Après les manifestations de samedi, Macron, Castex et Darmanin doivent retirer la totalité de la loi « sécurité globale » !

Ce samedi 28 novembre, nous avons manifesté en masse, pour les libertés démocratiques, pour nos droits fondamentaux, pour le retrait de la loi « sécurité globale ».

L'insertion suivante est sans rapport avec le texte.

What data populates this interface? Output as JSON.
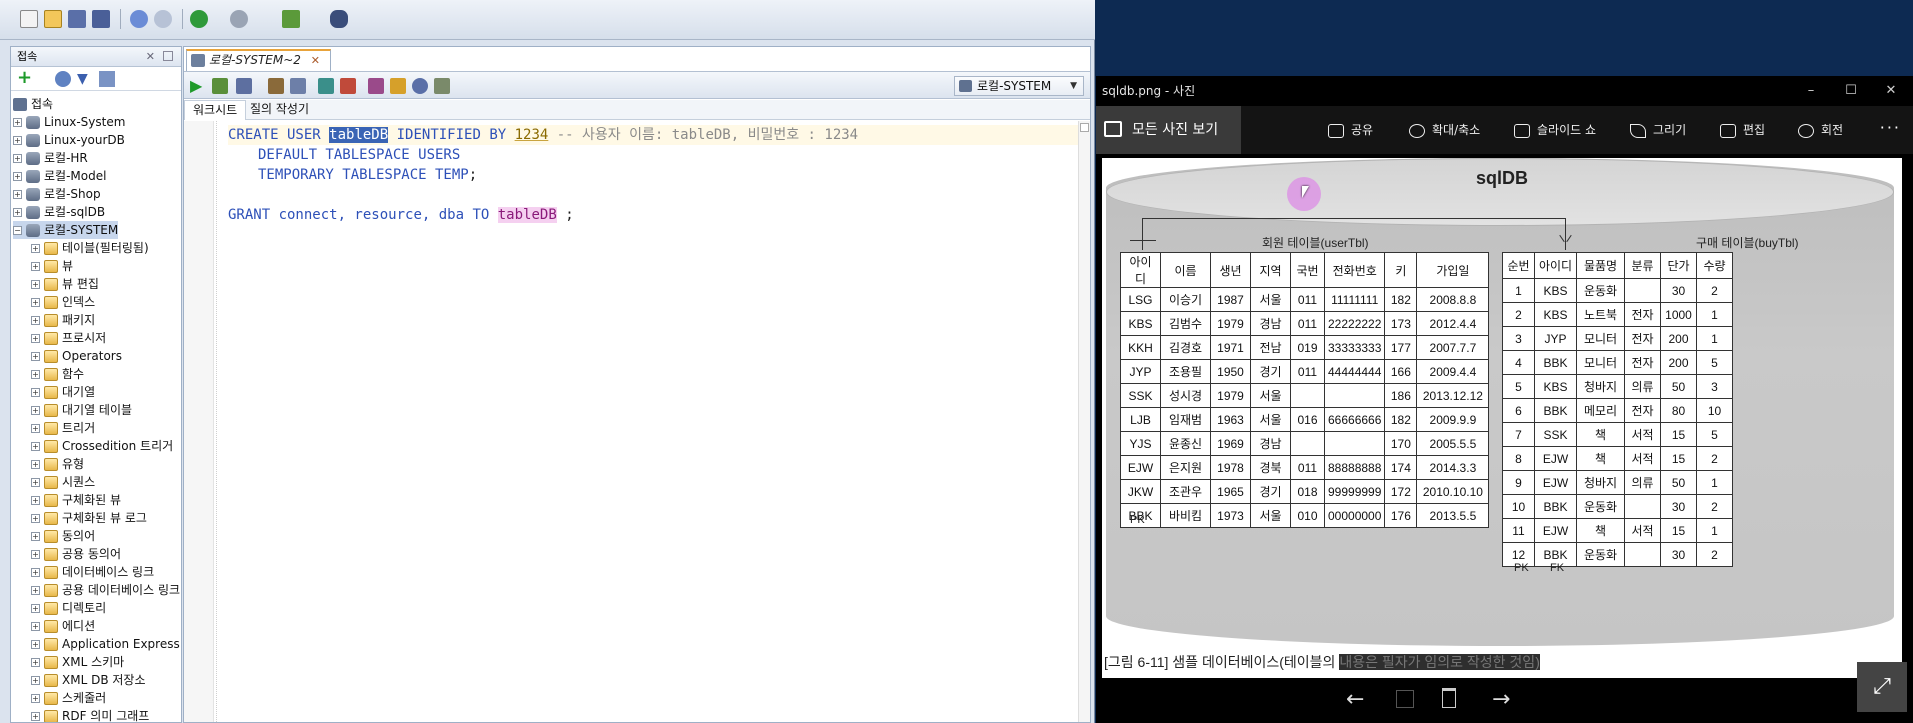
{
  "sqldev": {
    "connections_panel": {
      "title": "접속",
      "root_label": "접속"
    },
    "tree_items": [
      "Linux-System",
      "Linux-yourDB",
      "로컬-HR",
      "로컬-Model",
      "로컬-Shop",
      "로컬-sqlDB",
      "로컬-SYSTEM"
    ],
    "system_children": [
      "테이블(필터링됨)",
      "뷰",
      "뷰 편집",
      "인덱스",
      "패키지",
      "프로시저",
      "Operators",
      "함수",
      "대기열",
      "대기열 테이블",
      "트리거",
      "Crossedition 트리거",
      "유형",
      "시퀀스",
      "구체화된 뷰",
      "구체화된 뷰 로그",
      "동의어",
      "공용 동의어",
      "데이터베이스 링크",
      "공용 데이터베이스 링크",
      "디렉토리",
      "에디션",
      "Application Express",
      "XML 스키마",
      "XML DB 저장소",
      "스케줄러",
      "RDF 의미 그래프"
    ],
    "document_tab": "로컬-SYSTEM~2",
    "connection_select": "로컬-SYSTEM",
    "subtabs": {
      "worksheet": "워크시트",
      "query_builder": "질의 작성기"
    },
    "code": {
      "l1": {
        "create_user": "CREATE USER ",
        "user": "tableDB",
        "identified_by": " IDENTIFIED BY ",
        "pw": "1234",
        "comment": " -- 사용자 이름: tableDB, 비밀번호 : 1234"
      },
      "l2": {
        "kw": "DEFAULT TABLESPACE USERS"
      },
      "l3": {
        "kw": "TEMPORARY TABLESPACE TEMP",
        "end": ";"
      },
      "l4": {
        "grant": "GRANT ",
        "privs": "connect, resource, dba ",
        "to": "TO ",
        "user": "tableDB",
        "end": " ;"
      }
    }
  },
  "photos": {
    "window_title": "sqldb.png - 사진",
    "window_controls": {
      "min": "–",
      "max": "☐",
      "close": "✕"
    },
    "all_photos": "모든 사진 보기",
    "actions": {
      "share": "공유",
      "zoom": "확대/축소",
      "slideshow": "슬라이드 쇼",
      "draw": "그리기",
      "edit": "편집",
      "rotate": "회전",
      "more": "···"
    },
    "image": {
      "db_title": "sqlDB",
      "user_table_caption": "회원 테이블(userTbl)",
      "buy_table_caption": "구매 테이블(buyTbl)",
      "user_headers": [
        "아이디",
        "이름",
        "생년",
        "지역",
        "국번",
        "전화번호",
        "키",
        "가입일"
      ],
      "user_rows": [
        [
          "LSG",
          "이승기",
          "1987",
          "서울",
          "011",
          "11111111",
          "182",
          "2008.8.8"
        ],
        [
          "KBS",
          "김범수",
          "1979",
          "경남",
          "011",
          "22222222",
          "173",
          "2012.4.4"
        ],
        [
          "KKH",
          "김경호",
          "1971",
          "전남",
          "019",
          "33333333",
          "177",
          "2007.7.7"
        ],
        [
          "JYP",
          "조용필",
          "1950",
          "경기",
          "011",
          "44444444",
          "166",
          "2009.4.4"
        ],
        [
          "SSK",
          "성시경",
          "1979",
          "서울",
          "",
          "",
          "186",
          "2013.12.12"
        ],
        [
          "LJB",
          "임재범",
          "1963",
          "서울",
          "016",
          "66666666",
          "182",
          "2009.9.9"
        ],
        [
          "YJS",
          "윤종신",
          "1969",
          "경남",
          "",
          "",
          "170",
          "2005.5.5"
        ],
        [
          "EJW",
          "은지원",
          "1978",
          "경북",
          "011",
          "88888888",
          "174",
          "2014.3.3"
        ],
        [
          "JKW",
          "조관우",
          "1965",
          "경기",
          "018",
          "99999999",
          "172",
          "2010.10.10"
        ],
        [
          "BBK",
          "바비킴",
          "1973",
          "서울",
          "010",
          "00000000",
          "176",
          "2013.5.5"
        ]
      ],
      "buy_headers": [
        "순번",
        "아이디",
        "물품명",
        "분류",
        "단가",
        "수량"
      ],
      "buy_rows": [
        [
          "1",
          "KBS",
          "운동화",
          "",
          "30",
          "2"
        ],
        [
          "2",
          "KBS",
          "노트북",
          "전자",
          "1000",
          "1"
        ],
        [
          "3",
          "JYP",
          "모니터",
          "전자",
          "200",
          "1"
        ],
        [
          "4",
          "BBK",
          "모니터",
          "전자",
          "200",
          "5"
        ],
        [
          "5",
          "KBS",
          "청바지",
          "의류",
          "50",
          "3"
        ],
        [
          "6",
          "BBK",
          "메모리",
          "전자",
          "80",
          "10"
        ],
        [
          "7",
          "SSK",
          "책",
          "서적",
          "15",
          "5"
        ],
        [
          "8",
          "EJW",
          "책",
          "서적",
          "15",
          "2"
        ],
        [
          "9",
          "EJW",
          "청바지",
          "의류",
          "50",
          "1"
        ],
        [
          "10",
          "BBK",
          "운동화",
          "",
          "30",
          "2"
        ],
        [
          "11",
          "EJW",
          "책",
          "서적",
          "15",
          "1"
        ],
        [
          "12",
          "BBK",
          "운동화",
          "",
          "30",
          "2"
        ]
      ],
      "pk_label": "PK",
      "fk_label": "FK",
      "caption_main": "[그림 6-11] 샘플 데이터베이스(테이블의 ",
      "caption_dim": "내용은 필자가 임의로 작성한 것임)"
    },
    "nav": {
      "prev": "←",
      "next": "→",
      "expand": "⤢"
    }
  }
}
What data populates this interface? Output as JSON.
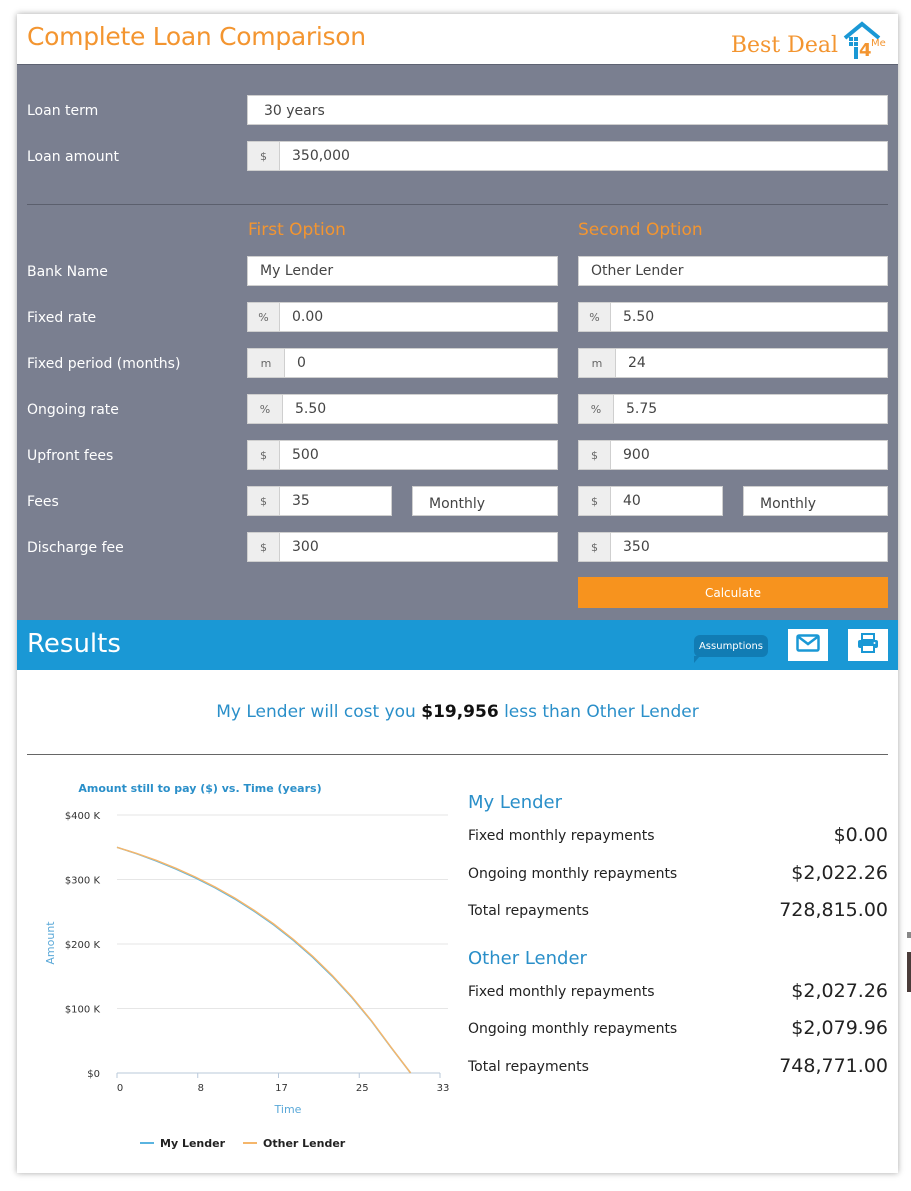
{
  "header": {
    "title": "Complete Loan Comparison",
    "logo_text": "Best Deal",
    "logo_suffix": "4Me"
  },
  "colors": {
    "accent_orange": "#f39530",
    "calculate_orange": "#f7931e",
    "results_blue": "#1a98d5",
    "form_bg": "#7a7f90",
    "series_my_lender": "#5ab4e0",
    "series_other_lender": "#f5b66b"
  },
  "loan": {
    "term_label": "Loan term",
    "term_value": "30 years",
    "amount_label": "Loan amount",
    "amount_addon": "$",
    "amount_value": "350,000"
  },
  "options": {
    "first_heading": "First Option",
    "second_heading": "Second Option",
    "labels": {
      "bank_name": "Bank Name",
      "fixed_rate": "Fixed rate",
      "fixed_period": "Fixed period (months)",
      "ongoing_rate": "Ongoing rate",
      "upfront_fees": "Upfront fees",
      "fees": "Fees",
      "discharge_fee": "Discharge fee"
    },
    "addons": {
      "percent": "%",
      "months": "m",
      "dollar": "$"
    },
    "first": {
      "bank_name": "My Lender",
      "fixed_rate": "0.00",
      "fixed_period": "0",
      "ongoing_rate": "5.50",
      "upfront_fees": "500",
      "fees": "35",
      "fees_frequency": "Monthly",
      "discharge_fee": "300"
    },
    "second": {
      "bank_name": "Other Lender",
      "fixed_rate": "5.50",
      "fixed_period": "24",
      "ongoing_rate": "5.75",
      "upfront_fees": "900",
      "fees": "40",
      "fees_frequency": "Monthly",
      "discharge_fee": "350"
    },
    "calculate_label": "Calculate"
  },
  "results": {
    "title": "Results",
    "assumptions_label": "Assumptions",
    "email_icon": "envelope-icon",
    "print_icon": "printer-icon",
    "summary_prefix": "My Lender will cost you",
    "summary_amount": "$19,956",
    "summary_suffix": "less than Other Lender",
    "lenders": [
      {
        "name": "My Lender",
        "rows": [
          {
            "label": "Fixed monthly repayments",
            "value": "$0.00"
          },
          {
            "label": "Ongoing monthly repayments",
            "value": "$2,022.26"
          },
          {
            "label": "Total repayments",
            "value": "728,815.00"
          }
        ]
      },
      {
        "name": "Other Lender",
        "rows": [
          {
            "label": "Fixed monthly repayments",
            "value": "$2,027.26"
          },
          {
            "label": "Ongoing monthly repayments",
            "value": "$2,079.96"
          },
          {
            "label": "Total repayments",
            "value": "748,771.00"
          }
        ]
      }
    ]
  },
  "chart_data": {
    "type": "line",
    "title": "Amount still to pay ($) vs. Time (years)",
    "xlabel": "Time",
    "ylabel": "Amount",
    "xlim": [
      0,
      33
    ],
    "ylim": [
      0,
      400000
    ],
    "x_ticks": [
      "0",
      "8",
      "17",
      "25",
      "33"
    ],
    "x_tick_values": [
      0,
      8.25,
      16.5,
      24.75,
      33
    ],
    "y_ticks": [
      "$0",
      "$100 K",
      "$200 K",
      "$300 K",
      "$400 K"
    ],
    "y_tick_values": [
      0,
      100000,
      200000,
      300000,
      400000
    ],
    "grid": true,
    "legend": "bottom-center",
    "series": [
      {
        "name": "My Lender",
        "x": [
          0,
          2,
          4,
          6,
          8,
          10,
          12,
          14,
          16,
          18,
          20,
          22,
          24,
          26,
          28,
          30
        ],
        "values": [
          350000,
          340000,
          328900,
          316500,
          302700,
          287300,
          270100,
          251000,
          229700,
          205900,
          179400,
          149900,
          117000,
          80300,
          39400,
          0
        ]
      },
      {
        "name": "Other Lender",
        "x": [
          0,
          2,
          4,
          6,
          8,
          10,
          12,
          14,
          16,
          18,
          20,
          22,
          24,
          26,
          28,
          30
        ],
        "values": [
          350000,
          340500,
          329700,
          317500,
          303900,
          288600,
          271500,
          252400,
          231100,
          207300,
          180700,
          151100,
          118000,
          81000,
          39800,
          0
        ]
      }
    ]
  }
}
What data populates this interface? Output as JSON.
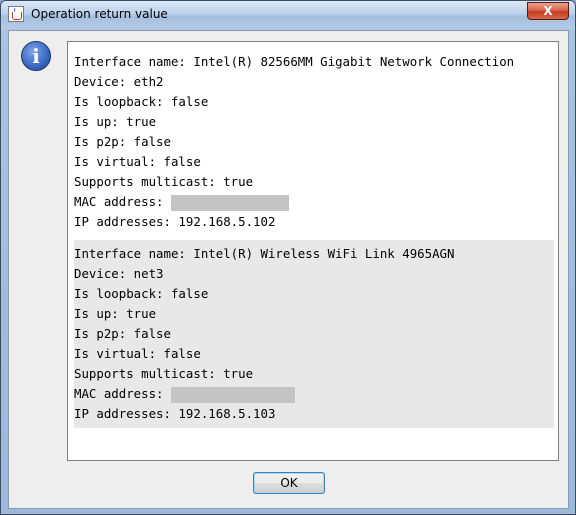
{
  "window": {
    "title": "Operation return value",
    "close_label": "X"
  },
  "dialog": {
    "info_icon_glyph": "i",
    "ok_label": "OK"
  },
  "interfaces": [
    {
      "name_line": "Interface name: Intel(R) 82566MM Gigabit Network Connection",
      "device_line": "Device: eth2",
      "loopback_line": "Is loopback: false",
      "up_line": "Is up: true",
      "p2p_line": "Is p2p: false",
      "virtual_line": "Is virtual: false",
      "multicast_line": "Supports multicast: true",
      "mac_label": "MAC address: ",
      "ip_line": "IP addresses: 192.168.5.102"
    },
    {
      "name_line": "Interface name: Intel(R) Wireless WiFi Link 4965AGN",
      "device_line": "Device: net3",
      "loopback_line": "Is loopback: false",
      "up_line": "Is up: true",
      "p2p_line": "Is p2p: false",
      "virtual_line": "Is virtual: false",
      "multicast_line": "Supports multicast: true",
      "mac_label": "MAC address: ",
      "ip_line": "IP addresses: 192.168.5.103"
    }
  ],
  "colors": {
    "redaction": "#c4c4c4",
    "alt_row": "#e8e8e8",
    "close_button": "#c13b20"
  },
  "icons": {
    "app": "java-cup-icon",
    "info": "info-icon",
    "close": "close-icon"
  }
}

A Nantes hier, puis aujourd’hui à Angers, Lyon, Bordeaux, la Rochelle, Perpignan, Avignon, Lille, Bourg en Bresse, Clermont, Rennes et Strasbourg : partout en France, les cortèges qui ont rassemblé des
centaines de milliers de manifestants étaient denses et déterminés : la loi « sécurité globale » ne passera pas ! À Paris où le préfet Lallement avait tenté vainement d’interdire la manifestation, plus de 200 000 personnes ont défilé entre République et Bastille.

RETRAIT TOTAL DE LA LOI « SECURITE GLOBALE » !
LEVEE IMMEDIATE DE L’ETAT D’URGENCE !

Malgré le confinement et les mesures coercitives, malgré les discours qui présentent la perte de droits comme une fatalité, des centaines de milliers de manifestants ont exprimé leur refus de cet état d’exception permanent, qui limite drastiquement les libertés et garanties des citoyens, des
salariés et de la jeunesse.

ASSEZ DE LA REPRESSION dont la violence s’est encore déchaînée ces derniers jours contre les lycéens qui manifestaient, ou les réfugiés place de la République !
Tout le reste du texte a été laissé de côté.